I’m fascinated by this not just because they obviously won’t provide a real alternative to WL, but because of what they say about the evolving gatekeeper relationship of news outlets.

Keep in mind that both these outlets make curious candidates for a WL competitor.

For its part, WSJ would be unable to sustain its unique market position if it routinely offered corporate whistleblowers–particularly from the finance industry–a way to leak confidentially. Its demand that leakers represent that they have not violated the rights of any person, its warning that it might share information on leakers with requesting third parties, and its intent to safeguard the interests of others all sounds like WSJ is more interested in its corporate advertisers and the security of their information than protecting whistleblowers. Indeed, you might even say this is more of an ambivalent information service WSJ offers, potentially luring (say) Bank of America leakers who might otherwise leak to WL, possibly for stories, but possibly also to share with BoA.

Then there’s al Jazeera. Particularly since it is not US-based, and given its tie with the Qatari government, one would assume that they such a site would be closely monitored. The US has a long history of persecution of AJ, including imprisoning and killing journalists. Perhaps it’s not surprising how few protections it offers.

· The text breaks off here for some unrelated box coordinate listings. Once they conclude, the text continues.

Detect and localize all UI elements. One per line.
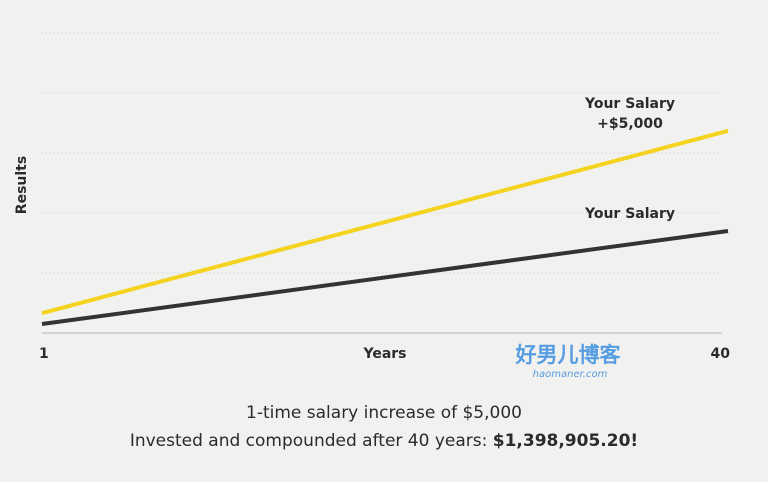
watermark-url: haomaner.com — [533, 369, 608, 380]
line-series — [41, 128, 729, 316]
series-label: Your Salary — [584, 206, 676, 222]
y-axis-label: Results — [14, 156, 30, 214]
series-label: Your Salary +$5,000 — [584, 96, 676, 132]
caption: 1-time salary increase of $5,000 — [246, 403, 522, 423]
x-tick-label: 1 — [39, 346, 49, 362]
x-tick-label: 40 — [711, 346, 731, 362]
line-series — [41, 229, 729, 326]
x-axis-label: Years — [362, 346, 406, 362]
result-text: Invested and compounded after 40 years: — [130, 431, 493, 451]
watermark-title: 好男儿博客 — [515, 343, 622, 367]
result-line: Invested and compounded after 40 years: … — [130, 431, 638, 451]
result-highlight: $1,398,905.20! — [493, 431, 638, 451]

And all that’s before you consider the fact that the US government is trying to prosecute WL for espionage. Murdoch is in the middle of a spying scandal in the UK; AJ journalists have been treated, unfairly, as terrorists. That makes both somewhat vulnerable. And the USG has declared an entity that publishes anonymous leakers to be spy organizations, not something either WSJ or AJ need.

Which is why I find it so interesting that these two outlets, while claiming to do the same thing as WL did, fall so far short of attempting to offer true anonymity to their sources. Here, the protection accorded leakers is actually less than a traditional journalist would offer. It’s as if they’re ceding the US government argument that anonymous leaks are so much worse than the leaks from the powerful so often featured in outlets like WSJ.

Or perhaps they’re just trying to reinforce their traditional gatekeeper role while attempting to undercut the competition?

Updated for syntax and to fix WSJ/Murdoch conflation.